Police recently arrested nine persons, all residents of Kanker region who they claimed were acting as conduits and were part of the channel providing logistic and financial support to the extremists linked to the Dandakaranya Special Zonal Committee (DKSZC) of the banned CPI (Maoist).
These persons, two of them prominent businessmen from north Bastar, were working under the direction of Prabhakar, a divisional committee rank member, according to a highly-placed intelligence official.
"Prabhakar`s role is being considered equivalent to that of Gudsa Usendi (who surrendered recently) who was handling the media operations of DKSZC."
"Of the nine Naxal conduits, Neeraj Chopra, a business, and Sukhnath Nareti were said to be very close to Prabhakar and major links in this network operating from Kanker in North Bastar."
They were allegedly involved in extortion meant for
procuring arms, ammunition, medicines, clothes, food, electronic gadgets and other for Maoists of DKSZC, he said.
Neeraj was also ferrying Prabhakar and other senior cadres from Raipur to camps in interiors and vice-versa, the intelligence officer said.
Their interrogation revealed existence of a supply route that stretches from West Bengal and Northeast states to Bastar via state capital Raipur. This line has, however, considerably weakened, he said.

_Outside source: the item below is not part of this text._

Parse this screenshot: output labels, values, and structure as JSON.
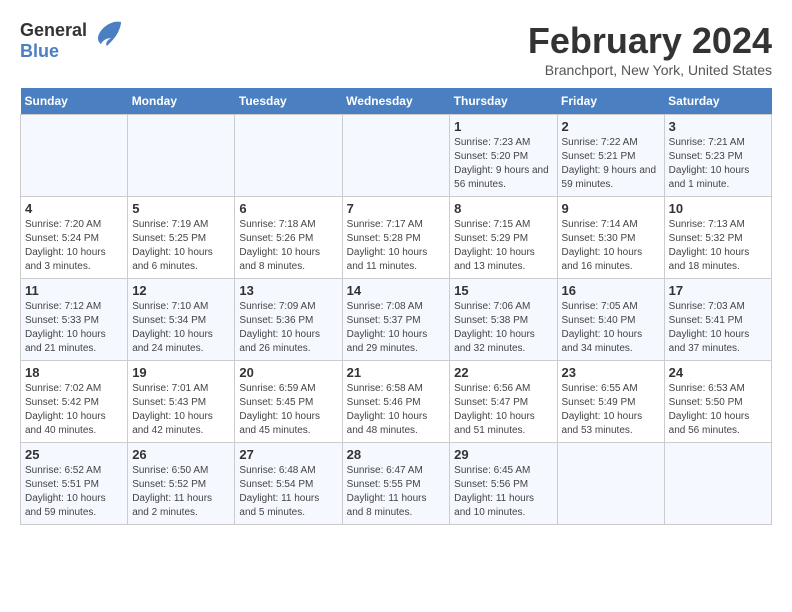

The probe is focused on possible axis of cooperation and liaison between Maoists of DKSZC with industrialists and miners active in the area, he added.
Dandakarnya forest in Bastar, spread over an area of 40,000 sq km, is a Naxalite bastion and interrupting its major supply channel may cause huge loss to the left-wing extremists, the intelligence official said.
Naxalites depend in a big way on their urban network, where its sympathisers fight court cases for arrested leaders, arrange medical care for the ill and wounded cadres, source uniforms and material for IEDs and run cyber and psychological campaigns besides sourcing and transporting weapons.
However, Naxals have other supply routes from Gadchiroli and Gariaband (Chhattisgarh-Odisha border) sides to Bastar and efforts are on to crack down on those chains too, he said.
The arrests were made in the last two weeks.